No, the answer is still YES. All you have to write is Java code. You don't have to write any non-Java code.

1. Download JDK (I shouldn't have to if we have a Java Desktop System).

2. Open Netbeans. Find a project where I can create a control panel applet, a systray applet, a system service, a desktop shared component or a desktop GUI embeddable component.

Nothing........

I can just about write a systray applet if I really wanted, and you're desperately trying to make this the point (oh, oh, oh, you can use JDIC!), but the desktop development integration is non-existant. Period. The desktop integration isn't 'more than good enough'. Sun and others in the Java world have literally had to be press-ganged into doing anything at all.

Repeat this until you get it:

"In the real world of development, if you can't do something like Project -> New Project -> Control Panel Applet, it can't be done. The Java Desktop System, quite frankly, is not any kind of Java Desktop System."
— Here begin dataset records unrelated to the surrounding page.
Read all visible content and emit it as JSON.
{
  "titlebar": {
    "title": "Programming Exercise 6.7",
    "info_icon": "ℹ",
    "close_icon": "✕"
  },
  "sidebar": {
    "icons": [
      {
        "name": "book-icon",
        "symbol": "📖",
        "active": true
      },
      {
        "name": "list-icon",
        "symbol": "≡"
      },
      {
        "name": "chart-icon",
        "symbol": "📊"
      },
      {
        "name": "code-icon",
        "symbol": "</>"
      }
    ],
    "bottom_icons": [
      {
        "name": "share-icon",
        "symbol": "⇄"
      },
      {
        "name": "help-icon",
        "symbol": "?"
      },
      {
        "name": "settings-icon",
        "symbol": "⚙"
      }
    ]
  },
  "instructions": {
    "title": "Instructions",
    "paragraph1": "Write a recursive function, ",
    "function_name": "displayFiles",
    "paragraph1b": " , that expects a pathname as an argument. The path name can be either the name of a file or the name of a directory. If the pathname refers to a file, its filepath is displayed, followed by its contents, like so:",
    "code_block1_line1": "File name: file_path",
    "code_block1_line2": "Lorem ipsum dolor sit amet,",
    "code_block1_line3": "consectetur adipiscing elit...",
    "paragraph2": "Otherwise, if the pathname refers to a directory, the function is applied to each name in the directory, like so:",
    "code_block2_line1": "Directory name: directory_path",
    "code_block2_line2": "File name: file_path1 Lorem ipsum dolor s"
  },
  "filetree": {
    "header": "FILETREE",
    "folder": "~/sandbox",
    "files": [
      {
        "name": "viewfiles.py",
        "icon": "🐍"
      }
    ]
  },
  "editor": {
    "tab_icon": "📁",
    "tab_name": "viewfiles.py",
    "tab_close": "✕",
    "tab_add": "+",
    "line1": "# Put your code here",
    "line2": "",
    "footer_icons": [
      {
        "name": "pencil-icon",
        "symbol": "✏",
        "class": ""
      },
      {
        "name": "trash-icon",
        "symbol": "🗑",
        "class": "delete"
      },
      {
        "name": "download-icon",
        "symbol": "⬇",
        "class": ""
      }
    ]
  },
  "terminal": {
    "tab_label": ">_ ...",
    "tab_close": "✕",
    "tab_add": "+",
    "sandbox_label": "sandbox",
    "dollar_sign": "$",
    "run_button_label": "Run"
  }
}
This is what developers do. If you want to piss about for several hours, days or weeks, be my guest. Everyone else will find easier ways to do things, and laugh at your shitty UIs.
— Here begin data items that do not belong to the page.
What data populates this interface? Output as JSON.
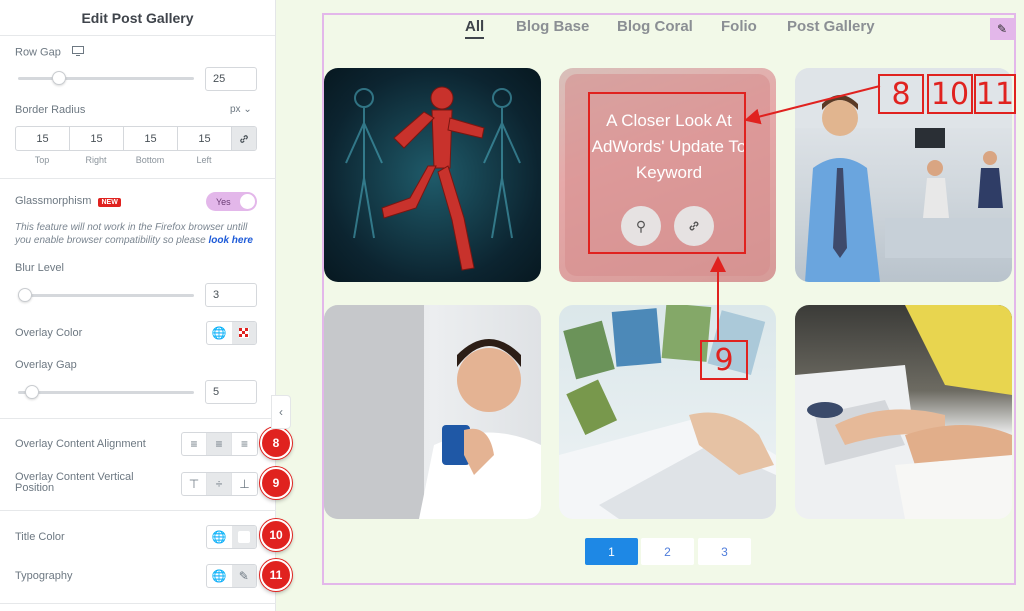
{
  "panel": {
    "title": "Edit Post Gallery",
    "row_gap": {
      "label": "Row Gap",
      "value": "25",
      "level": 0.22
    },
    "border_radius": {
      "label": "Border Radius",
      "unit": "px",
      "values": [
        "15",
        "15",
        "15",
        "15"
      ],
      "sides": [
        "Top",
        "Right",
        "Bottom",
        "Left"
      ]
    },
    "glassmorphism": {
      "label": "Glassmorphism",
      "badge": "NEW",
      "toggle": "Yes",
      "note_a": "This feature will not work in the Firefox browser untill you enable browser compatibility so please",
      "note_link": "look here"
    },
    "blur_level": {
      "label": "Blur Level",
      "value": "3",
      "level": 0.03
    },
    "overlay_color": {
      "label": "Overlay Color"
    },
    "overlay_gap": {
      "label": "Overlay Gap",
      "value": "5",
      "level": 0.08
    },
    "content_alignment": {
      "label": "Overlay Content Alignment",
      "marker": "8"
    },
    "vertical_position": {
      "label": "Overlay Content Vertical Position",
      "marker": "9"
    },
    "title_color": {
      "label": "Title Color",
      "marker": "10"
    },
    "typography": {
      "label": "Typography",
      "marker": "11"
    }
  },
  "gallery": {
    "filters": [
      "All",
      "Blog Base",
      "Blog Coral",
      "Folio",
      "Post Gallery"
    ],
    "hover_card_title": "A Closer Look At AdWords' Update To Keyword",
    "pages": [
      "1",
      "2",
      "3"
    ],
    "annotations": [
      "8",
      "10",
      "11",
      "9"
    ]
  },
  "colors": {
    "accent_pink": "#e3b7ea",
    "marker_red": "#e0221f",
    "pagination_blue": "#1e88e5",
    "canvas_bg": "#f2f9e8"
  },
  "icons": [
    "desktop-icon",
    "link-icon",
    "globe-icon",
    "checker-icon",
    "pencil-icon",
    "search-icon",
    "chevron-left-icon",
    "align-left-icon",
    "align-center-icon",
    "align-right-icon",
    "valign-top-icon",
    "valign-middle-icon",
    "valign-bottom-icon"
  ]
}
Legacy applications will pick up the new theme automatically as long as you are running them under Java 6.

Many people are not going to be running Java 6. For those where native look and feel was important, they left Java behind, oh I don't know, about eight or nine years ago.

Says who? You? Ad-hominem. Logical fallacy. you haven't even tried it. You didn't even know what it was. Now you are just making an off the cuff remark you can't even pretend to back up.

Sweetheart, do you know what JDIC does yourself?! You can get native access to the filesystem, do some stuff with screensavers, get system info, create some systray stuff and set wallpapers! That's it.

Any bunch of Windows developers is going to laugh you out of the office. Seriously. You're acting as if people should simply be using Java for this stuff......and they aren't, for very good reasons.

Oh come on... You have to hunt for a hell of alot more stuff to do development in C or C++ than you do in Java.

Sun has something called a Java Desktop System, as well as a JDK. Desktop integration isn't something you 'hunt around for'. It's a pre-requisite.

So I guess since you can't do "Project -> New Project -> New Word Processor", it's not possible to write a word processor huh?

People don't write word processors any more. Not exactly a developer, are you? However, an embeddable Open Office component and ODF output would be nice - but that isn't going to happen because people are clueless about this. Eventually, in another ten or fifteen years some people might create an incubator Java project because they see that this might be important. Just as it took ten years to get any Java desktop integration of any description.

You've already proven you don't know what JDIC is, how it works, and then proceeded to make logical fallacy attacks against it.

Telling me I don't know what I'm talking about etcetera, etcetera, isn't going to make any of this stuff untrue or make it go away. What can I say? You're not a developer.

- You threw your credibility out of the nearest ten storey window when you proceeded to tell us all that Swing was the most popular desktop toolkit in the world. You can produce any non-existant report or set of figures you like, but nothing will make that true.

- You don't understand that ISVs buy development tools - yes, even the micro ones. That whole argument seemed to peter out.

So forgive me when I say - bite me.

Oh wow... You have to bundle ONE .so file with your application... Whatever will you do?

Do what everyone else does, and did many years ago - use something else that makes deployment easier and we're you're not using unstable components. C'est la vie.

Edited 2007-12-08 02:37

Reply Parent Score: 1

RE[13]: Unconvinced
by evangs on Sat 8th Dec 2007 09:44 in reply to "RE[12]: Unconvinced"
evangs Member since:
2005-07-07

Do what everyone else does, and did many years ago - use something else that makes deployment easier and we're you're not using unstable components. C'est la vie.


Uhm ... what exactly are you complaining about? Having to bundle an additional .so or .dll is a trivial task. I'd like to know what this amazing "something else" is? For any non-trivial task, you will be deploying more than one file.

To solve this problem, we came up with installers many years ago. Unless you're referring to static linking?